What more telling is that your daughter and this man met through work. We've observed that most couples with a large age gap decide to date after they meet through work, in a group setting, at a friend's Shabbat table, or while volunteering together. They might have been inclined to reject the idea of a blind date with someone much younger or older, but once they actually meet, make an initial connection, and find out they have a lot in common, they may decide to date and see if they can develop a serious relationship.
At work, they've observed how each other acts in stressful, non-date situations.
Clearly, your daughter believes that this man has qualities that were not present in the younger men she dated. And because they've gotten to know each other through work, they may have already observed a lot about how each other acts in non-date situations -- i.e. aspects of their personalities that they don't put "on display" for a date, such as how they act when they are under stress.
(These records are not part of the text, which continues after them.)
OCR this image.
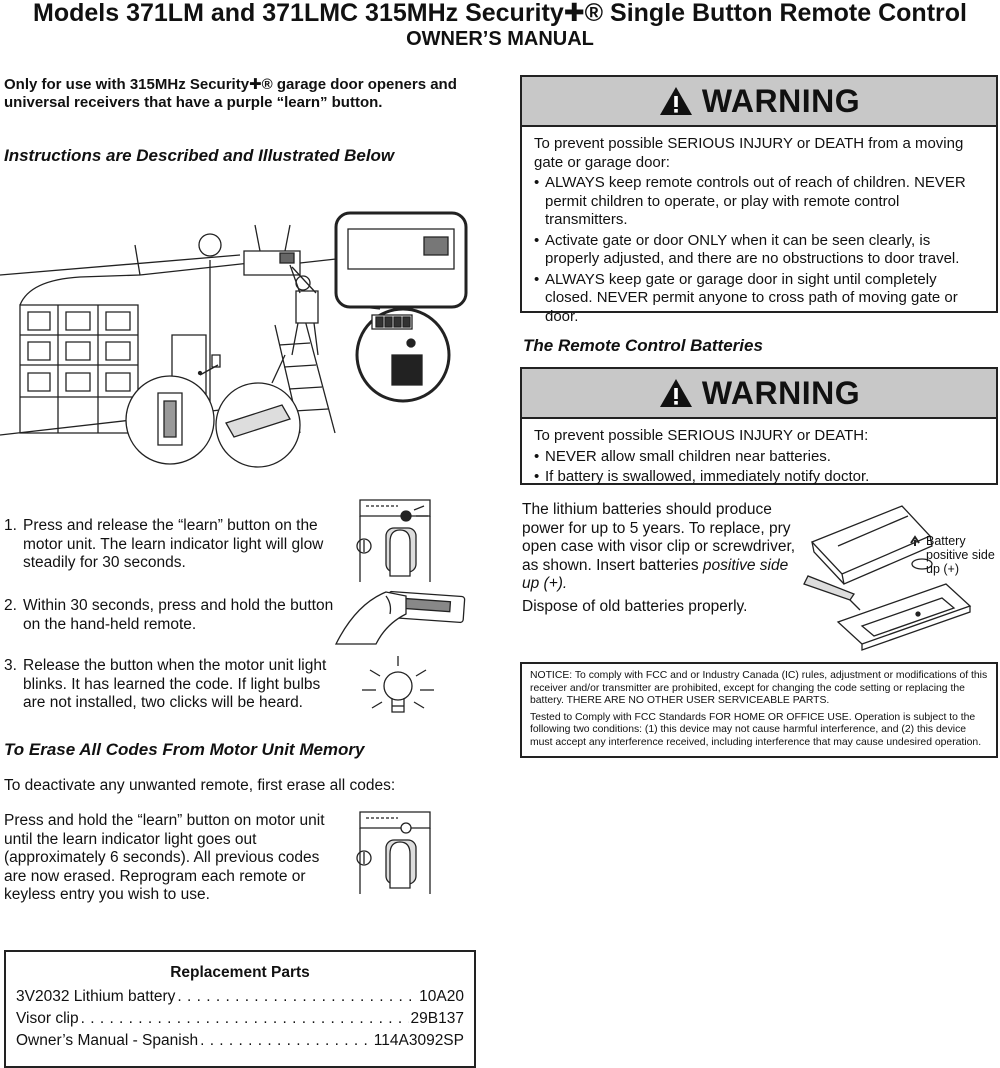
Models 371LM and 371LMC 315MHz Security✚® Single Button Remote Control
OWNER’S MANUAL
Only for use with 315MHz Security✚® garage door openers and universal receivers that have a purple “learn” button.
Instructions are Described and Illustrated Below
1. Press and release the “learn” button on the motor unit. The learn indicator light will glow steadily for 30 seconds.
2. Within 30 seconds, press and hold the button on the hand-held remote.
3. Release the button when the motor unit light blinks. It has learned the code. If light bulbs are not installed, two clicks will be heard.
To Erase All Codes From Motor Unit Memory
To deactivate any unwanted remote, first erase all codes:
Press and hold the “learn” button on motor unit until the learn indicator light goes out (approximately 6 seconds). All previous codes are now erased. Reprogram each remote or keyless entry you wish to use.
Replacement Parts
3V2032 Lithium battery . . .	10A20
Visor clip . . .	29B137
Owner’s Manual - Spanish . . .	114A3092SP
WARNING
To prevent possible SERIOUS INJURY or DEATH from a moving gate or garage door:
• ALWAYS keep remote controls out of reach of children. NEVER permit children to operate, or play with remote control transmitters.
• Activate gate or door ONLY when it can be seen clearly, is properly adjusted, and there are no obstructions to door travel.
• ALWAYS keep gate or garage door in sight until completely closed. NEVER permit anyone to cross path of moving gate or door.
The Remote Control Batteries
WARNING
To prevent possible SERIOUS INJURY or DEATH:
• NEVER allow small children near batteries.
• If battery is swallowed, immediately notify doctor.
The lithium batteries should produce power for up to 5 years. To replace, pry open case with visor clip or screwdriver, as shown. Insert batteries positive side up (+).
Dispose of old batteries properly.
Battery positive side up (+)

NOTICE: To comply with FCC and or Industry Canada (IC) rules, adjustment or modifications of this receiver and/or transmitter are prohibited, except for changing the code setting or replacing the battery. THERE ARE NO OTHER USER SERVICEABLE PARTS.

Tested to Comply with FCC Standards FOR HOME OR OFFICE USE. Operation is subject to the following two conditions: (1) this device may not cause harmful interference, and (2) this device must accept any interference received, including interference that may cause undesired operation.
This is fortunate, because insight into each other's ways of dealing with the world is something many people don't give themselves enough time to acquire when they are dating.
Our own belief is that as long as a couple is comfortable with their ages -- no matter what the age gap, and no matter which of the partners is older -- they should be thankful that they found each other. Yes, there can be issues they'll have to deal with, such as the fact that one of the partners may have health issues, or will think about retiring, long before these are issues the other partner will have to confront. Also, it may be harder for someone who has been single for a long time to make adjustments to married life. Yet, all of these issues can be satisfactorily addressed.
While a couple can be comfortable with their age differences, it may be harder for their families to do so. In your case, it sounds like you were a young parent, making this man closer to your age than to hers! Or, it may be because you find it difficult to accept something that is very different than your own expectations. Whatever the reason, we hope that you will be able to focus more on the true concern in any courtship: Whether the couple will be able to develop the qualities that are the foundation for an enduring life together.
Of course, be on the lookout for any "red flags." But on the other hand, be careful not to create a problem where there is none.